Mais cette nostalgie là n’aurait rien gagné à jouer les veuves obscurantistes, elle aurait même tout perdu dans une approche intellectuelle du genre. C’est là qu’est le talent de Leyland Kirby : les amateurs de musique ambient vous citeront les heures les plus vintage de Vangelis à l’époque de la bande originale de Bladerunner, le travail maintenant mythique de GAS dans Nah Und Fern, les plus tristes aspects de Boards of Canada, les premières envolées ambient d’Aphex Twin à l’époque des Selected Ambient Works II ou encore le talent de Murcof ; sans compter le modern classical omniprésent qui rappelera à tous la vision essentielle d’un Ryuichi Sakamoto ou d’un Erik Satie. Cette œuvre est universelle de sa noble  accessibilité, élevant sans cesse le niveau sans jamais rien perdre de sa beauté immédiate et de sa toile de fond kilométrique. Sadly, The Future Is No Longer What It Was  est une mine d’or insondable, qui révèle une exhaustivité presque inhumaine. Douze mois de douleurs, de doutes et d’obscurité intérieures mais surtout des années de maturation ont finalement donné ces vingt titres pour quatre heure de voyages à la limite de l’expérience transcendantale.
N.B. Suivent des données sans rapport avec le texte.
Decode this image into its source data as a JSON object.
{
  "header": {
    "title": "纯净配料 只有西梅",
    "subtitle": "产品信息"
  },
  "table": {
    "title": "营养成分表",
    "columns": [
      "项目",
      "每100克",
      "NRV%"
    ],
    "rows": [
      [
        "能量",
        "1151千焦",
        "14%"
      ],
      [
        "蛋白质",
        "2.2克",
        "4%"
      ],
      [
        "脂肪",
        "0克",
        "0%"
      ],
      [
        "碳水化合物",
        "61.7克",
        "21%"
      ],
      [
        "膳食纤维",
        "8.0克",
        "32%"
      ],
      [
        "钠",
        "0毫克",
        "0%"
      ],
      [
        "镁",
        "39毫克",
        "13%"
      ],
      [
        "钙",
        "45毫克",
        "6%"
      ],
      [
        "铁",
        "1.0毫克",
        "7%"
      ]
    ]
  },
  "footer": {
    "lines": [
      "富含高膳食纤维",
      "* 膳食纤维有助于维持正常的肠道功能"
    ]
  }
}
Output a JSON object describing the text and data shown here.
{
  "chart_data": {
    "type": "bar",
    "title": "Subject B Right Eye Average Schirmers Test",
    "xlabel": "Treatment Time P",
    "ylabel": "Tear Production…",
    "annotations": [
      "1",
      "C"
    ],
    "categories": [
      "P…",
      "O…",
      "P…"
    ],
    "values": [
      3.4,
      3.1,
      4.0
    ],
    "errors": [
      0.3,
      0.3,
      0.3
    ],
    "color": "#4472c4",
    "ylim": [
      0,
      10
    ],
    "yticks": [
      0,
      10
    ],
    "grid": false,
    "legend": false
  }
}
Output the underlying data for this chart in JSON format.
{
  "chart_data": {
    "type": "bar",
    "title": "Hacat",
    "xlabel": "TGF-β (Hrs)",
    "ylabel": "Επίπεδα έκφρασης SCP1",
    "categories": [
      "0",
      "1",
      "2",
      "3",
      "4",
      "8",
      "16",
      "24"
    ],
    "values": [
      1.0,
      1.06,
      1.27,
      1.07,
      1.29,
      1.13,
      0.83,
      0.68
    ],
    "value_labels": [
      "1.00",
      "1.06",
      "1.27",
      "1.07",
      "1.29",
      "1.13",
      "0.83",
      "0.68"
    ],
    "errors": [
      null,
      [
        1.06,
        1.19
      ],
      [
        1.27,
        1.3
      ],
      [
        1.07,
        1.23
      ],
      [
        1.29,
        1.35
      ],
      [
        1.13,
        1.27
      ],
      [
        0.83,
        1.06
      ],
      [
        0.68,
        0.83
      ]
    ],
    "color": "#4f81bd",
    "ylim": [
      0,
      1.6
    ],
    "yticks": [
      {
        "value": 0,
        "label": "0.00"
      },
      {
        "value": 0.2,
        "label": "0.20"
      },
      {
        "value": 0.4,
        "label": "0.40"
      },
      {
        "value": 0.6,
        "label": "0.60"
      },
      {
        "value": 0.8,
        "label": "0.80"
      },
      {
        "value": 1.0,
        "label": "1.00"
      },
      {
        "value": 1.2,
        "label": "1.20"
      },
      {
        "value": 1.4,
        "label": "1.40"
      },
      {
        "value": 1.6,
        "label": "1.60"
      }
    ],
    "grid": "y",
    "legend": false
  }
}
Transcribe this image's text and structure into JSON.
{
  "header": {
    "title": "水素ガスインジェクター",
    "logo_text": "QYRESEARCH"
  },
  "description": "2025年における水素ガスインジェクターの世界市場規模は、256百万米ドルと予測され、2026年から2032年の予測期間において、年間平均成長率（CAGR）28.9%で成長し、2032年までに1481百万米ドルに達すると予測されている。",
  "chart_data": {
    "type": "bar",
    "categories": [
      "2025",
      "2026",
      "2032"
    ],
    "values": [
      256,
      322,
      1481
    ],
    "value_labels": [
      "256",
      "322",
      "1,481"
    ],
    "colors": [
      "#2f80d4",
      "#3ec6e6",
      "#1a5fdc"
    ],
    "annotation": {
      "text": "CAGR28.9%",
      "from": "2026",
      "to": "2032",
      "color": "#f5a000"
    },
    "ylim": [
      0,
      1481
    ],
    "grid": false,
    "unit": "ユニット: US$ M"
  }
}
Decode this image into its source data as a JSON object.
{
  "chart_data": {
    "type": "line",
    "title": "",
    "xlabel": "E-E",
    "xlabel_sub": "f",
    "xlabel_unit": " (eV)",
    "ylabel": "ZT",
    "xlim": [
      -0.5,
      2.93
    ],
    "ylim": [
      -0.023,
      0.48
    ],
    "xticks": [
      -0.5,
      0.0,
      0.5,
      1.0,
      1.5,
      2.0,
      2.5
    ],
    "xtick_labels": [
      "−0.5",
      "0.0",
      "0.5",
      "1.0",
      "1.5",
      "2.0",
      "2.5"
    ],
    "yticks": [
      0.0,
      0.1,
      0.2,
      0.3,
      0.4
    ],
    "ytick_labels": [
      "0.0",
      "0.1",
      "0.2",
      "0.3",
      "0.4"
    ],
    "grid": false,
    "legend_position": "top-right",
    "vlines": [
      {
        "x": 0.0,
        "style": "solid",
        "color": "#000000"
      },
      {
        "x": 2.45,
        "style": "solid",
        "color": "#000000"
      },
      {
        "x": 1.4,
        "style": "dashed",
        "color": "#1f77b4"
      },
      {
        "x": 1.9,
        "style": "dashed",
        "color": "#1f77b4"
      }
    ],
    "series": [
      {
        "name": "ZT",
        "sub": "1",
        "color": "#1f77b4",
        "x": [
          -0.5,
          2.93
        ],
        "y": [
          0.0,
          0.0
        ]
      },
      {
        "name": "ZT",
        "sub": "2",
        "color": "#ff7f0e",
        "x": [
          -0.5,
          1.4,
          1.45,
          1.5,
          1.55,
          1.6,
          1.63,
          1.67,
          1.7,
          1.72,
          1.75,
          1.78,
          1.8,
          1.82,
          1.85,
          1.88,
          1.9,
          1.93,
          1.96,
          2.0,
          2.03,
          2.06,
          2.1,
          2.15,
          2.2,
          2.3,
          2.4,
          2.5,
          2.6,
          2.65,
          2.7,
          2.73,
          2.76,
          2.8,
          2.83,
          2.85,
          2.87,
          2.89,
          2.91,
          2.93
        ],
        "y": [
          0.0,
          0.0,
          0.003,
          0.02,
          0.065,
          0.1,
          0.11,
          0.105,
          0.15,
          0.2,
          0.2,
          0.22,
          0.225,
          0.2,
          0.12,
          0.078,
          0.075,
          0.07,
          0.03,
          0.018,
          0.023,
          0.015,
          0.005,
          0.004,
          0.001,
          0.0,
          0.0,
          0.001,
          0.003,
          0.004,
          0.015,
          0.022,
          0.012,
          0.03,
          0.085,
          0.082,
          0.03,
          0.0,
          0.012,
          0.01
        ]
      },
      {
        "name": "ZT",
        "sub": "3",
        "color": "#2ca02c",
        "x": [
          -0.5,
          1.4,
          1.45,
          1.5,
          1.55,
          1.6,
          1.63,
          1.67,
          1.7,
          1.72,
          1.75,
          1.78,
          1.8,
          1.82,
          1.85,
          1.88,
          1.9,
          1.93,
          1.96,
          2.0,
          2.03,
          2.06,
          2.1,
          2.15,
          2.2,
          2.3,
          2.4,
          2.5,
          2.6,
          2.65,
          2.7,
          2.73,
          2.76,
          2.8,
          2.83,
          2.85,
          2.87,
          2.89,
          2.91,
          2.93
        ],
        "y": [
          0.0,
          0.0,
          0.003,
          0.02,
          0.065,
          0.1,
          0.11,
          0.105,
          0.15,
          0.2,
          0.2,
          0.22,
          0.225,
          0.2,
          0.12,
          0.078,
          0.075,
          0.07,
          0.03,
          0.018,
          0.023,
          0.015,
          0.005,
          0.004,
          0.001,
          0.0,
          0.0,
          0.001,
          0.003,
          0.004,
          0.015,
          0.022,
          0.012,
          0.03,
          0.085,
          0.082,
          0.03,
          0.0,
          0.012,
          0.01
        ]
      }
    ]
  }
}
Cette nouvelle pièce est une île déserte où vous êtes le roi, courez nus et pleurez ; cette nouvelle pièce est un château gigantesque, allumez donc une bougie et rassasiez-vous de cette impression d’être éternellement libres ; mais cette nouvelle œuvre est surtout un cœur qui bat, une envie furieuse d’être en vie et de regarder en arrière. Alors quatre heures plus tard et son chef d’œuvre accompli, la musique laisse l’artiste exsangue, le pinceau à la main comme prêt à mourir en laissant son travail à la postérité. Leyland Kirby pourrait effectivement mourir demain, il vient de poser là une œuvre balise dont le retentissement sera celui des plus grands concertos embrumés de l’histoire. En effet, rien n’a changé : toujours pas de voitures volantes ni de « robots à tout faire » en 2009 mais plutôt un monde à réenchanter et des espoirs à combler. Alors qu’on fête cette année les vingt ans de la chute du « Mur de la Honte » dans la capitale allemande, Leyland nous rappelle par le nom de son label une vérité insolente et lourde de sens : History Always Favours The Winners. La messe est dite, chef d’œuvre incontestable.